Suggested Context Split

DomainHolds
QuizContextquizHistory, totalQuizzesTaken, totalCorrect, totalQuestions, weeklyScores
StudyProgressContextstreak, topicStrengths, examDate
MistakeContextmistakes, retryingMistakeId + actions (markMistakeReviewed, retryMistake, clearRetry)

This isn’t a performance optimization at the current scale—it’s a clarity optimization. A component that only needs mistake data should not re‑render when the streak changes, and a component that only needs topic strengths should not have access to retry state.
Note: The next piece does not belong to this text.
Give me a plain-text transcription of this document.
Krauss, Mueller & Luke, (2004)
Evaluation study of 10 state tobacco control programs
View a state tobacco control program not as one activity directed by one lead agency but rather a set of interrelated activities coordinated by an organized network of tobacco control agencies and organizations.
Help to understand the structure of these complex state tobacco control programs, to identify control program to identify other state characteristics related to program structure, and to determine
Narrower context consumers make dependencies explicit and make stale‑closure bugs harder to introduce because the callback’s dependency array is smaller and easier to audit.

The Broader Pattern & Lessons

  1. Derived state should not be stored state.
    If a value can be computed from other state, compute it. Storing a derived value creates a synchronization obligation that will eventually be violated. topicsMastered and weakTopicsCount should both be derived from topicStrengths on every render.

  2. useCallback dependency arrays are a smell detector.
    If a callback’s dependency array includes a piece of state that the callback itself updates, treat it as a warning that two things that should be updated together are split apart. The stale‑closure bug in addQuizResult was signaled by [topicStrengths] in the dependency array of a function that also calls setTopicStrengths.

  3. Monolithic context hides implicit dependencies.
    When everything lives in one context, the relationship between topicStrengths and topicsMastered is not structurally visible—they’re just two fields in a flat object. Splitting into domain‑specific contexts forces you to decide which context owns each field, making derived relationships explicit.

By deriving where possible, splitting contexts by domain, and keeping callbacks’ dependencies minimal, we eliminate stale‑closure bugs, reduce unnecessary re‑renders, and make the data flow in the app far easier to understand and maintain.

Cross‑Session Observation

Cross‑session observation catches what single‑render testing misses. The mastery‑counter bug passed every manual test because, in any single render, it looked correct. Only across sessions did the one‑quiz lag become visible.

This is why Hindsight’s longitudinal tracing is the right tool for this class of bug — not a better unit test.